Cornell Law School’s Gregory Alexander and Eduardo M. Peñalver are the authors of the new book An Introduction to Property Theory. Released in June by Cambridge University Press, the book examines the leading modern theories of property through lucid descriptions of contemporary controversies.
UPDATE: On October 3, 2012, the Law School hosted a celebration honoring the publication of An Introduction to Property Theory. Featured speakers included Larissa Katz, associate professor at Queen’s University; Shyam Balganesh, assistant professor of law at the University of Pennsylvania; and, Laura Underkuffler, Associate Dean for Academic Affairs and J. DuPratt White Professor of Law at Cornell Law School. Here is a video provided by the Cornell Law Library of the event.
“We are hopeful that the book will provide a useful introduction to the many debates over the nature and philosophical foundations of property,” says Peñalver, Professor of Law. “At the same time, we wanted to provide an overview of recent property scholarship, identifying the most active debates as well as the areas of consensus.” Adds Alexander, A. Robert Noll Professor of Law, “The book’s secondary purpose is to provide a brief account of our own theory of property, which is based on the value of human flourishing.”
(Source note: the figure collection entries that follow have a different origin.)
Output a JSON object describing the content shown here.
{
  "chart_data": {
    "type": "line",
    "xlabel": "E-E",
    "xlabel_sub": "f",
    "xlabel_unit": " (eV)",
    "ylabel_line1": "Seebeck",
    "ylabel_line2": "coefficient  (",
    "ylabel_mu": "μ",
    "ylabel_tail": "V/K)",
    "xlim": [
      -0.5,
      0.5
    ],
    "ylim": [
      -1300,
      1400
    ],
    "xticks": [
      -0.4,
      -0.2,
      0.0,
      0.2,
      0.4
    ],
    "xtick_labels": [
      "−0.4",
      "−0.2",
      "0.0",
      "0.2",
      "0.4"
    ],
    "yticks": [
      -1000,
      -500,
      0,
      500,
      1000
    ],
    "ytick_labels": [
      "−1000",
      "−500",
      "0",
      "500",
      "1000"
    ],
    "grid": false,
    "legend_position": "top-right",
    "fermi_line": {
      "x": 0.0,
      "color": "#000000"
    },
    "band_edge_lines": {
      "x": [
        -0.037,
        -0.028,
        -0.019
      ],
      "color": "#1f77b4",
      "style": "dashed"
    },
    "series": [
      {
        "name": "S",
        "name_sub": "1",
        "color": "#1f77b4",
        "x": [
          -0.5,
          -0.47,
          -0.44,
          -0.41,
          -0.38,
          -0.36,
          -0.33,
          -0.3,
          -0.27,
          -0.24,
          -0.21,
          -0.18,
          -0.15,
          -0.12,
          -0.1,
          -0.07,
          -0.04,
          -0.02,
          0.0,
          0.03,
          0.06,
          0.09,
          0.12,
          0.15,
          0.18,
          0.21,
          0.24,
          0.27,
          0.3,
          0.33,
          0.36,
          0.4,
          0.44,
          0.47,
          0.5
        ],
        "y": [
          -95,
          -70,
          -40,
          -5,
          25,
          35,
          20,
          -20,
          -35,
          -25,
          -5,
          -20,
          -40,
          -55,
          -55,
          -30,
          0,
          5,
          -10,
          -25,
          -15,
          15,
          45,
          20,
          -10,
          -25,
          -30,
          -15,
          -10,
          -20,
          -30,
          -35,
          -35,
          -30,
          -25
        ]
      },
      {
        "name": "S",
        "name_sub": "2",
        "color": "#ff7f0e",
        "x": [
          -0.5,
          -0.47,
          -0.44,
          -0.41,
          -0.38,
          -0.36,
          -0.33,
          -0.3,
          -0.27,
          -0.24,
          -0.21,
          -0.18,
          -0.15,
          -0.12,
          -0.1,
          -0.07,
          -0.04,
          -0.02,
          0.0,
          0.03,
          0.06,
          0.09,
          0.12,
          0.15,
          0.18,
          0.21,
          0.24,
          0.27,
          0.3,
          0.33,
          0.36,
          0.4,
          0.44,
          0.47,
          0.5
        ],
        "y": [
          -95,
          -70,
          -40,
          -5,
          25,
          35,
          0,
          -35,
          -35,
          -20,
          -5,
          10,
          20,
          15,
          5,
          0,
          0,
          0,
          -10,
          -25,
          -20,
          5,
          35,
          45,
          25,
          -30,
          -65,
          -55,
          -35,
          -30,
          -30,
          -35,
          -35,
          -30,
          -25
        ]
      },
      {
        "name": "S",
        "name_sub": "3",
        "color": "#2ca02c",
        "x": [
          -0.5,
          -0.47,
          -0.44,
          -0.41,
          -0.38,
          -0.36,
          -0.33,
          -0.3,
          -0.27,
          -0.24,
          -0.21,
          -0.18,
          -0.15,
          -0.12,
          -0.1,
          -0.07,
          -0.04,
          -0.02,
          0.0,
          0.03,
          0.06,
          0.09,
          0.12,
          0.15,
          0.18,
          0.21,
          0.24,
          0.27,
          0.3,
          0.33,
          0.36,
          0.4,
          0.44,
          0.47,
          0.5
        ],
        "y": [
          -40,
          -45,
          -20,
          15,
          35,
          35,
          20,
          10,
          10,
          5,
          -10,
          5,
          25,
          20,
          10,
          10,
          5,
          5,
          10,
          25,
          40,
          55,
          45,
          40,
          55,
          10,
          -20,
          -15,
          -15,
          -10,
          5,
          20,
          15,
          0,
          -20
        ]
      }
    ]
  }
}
Through the lenses of such issues as redistribution, the right to exclude, regulatory takings, eminent domain, and intellectual property, An Introduction surveys the Lockean, libertarian, utilitarian/law-and-economics, personhood, Kantian, and human flourishing frameworks of property law theory. In particular it highlights the Aristotelian human flourishing theory, providing the most comprehensive introduction to date.
Though the authors have aimed to make property theory accessible to beginners, says Peñalver, the book will also be interesting “to specialists immersed in the debates we are describing and engaging.”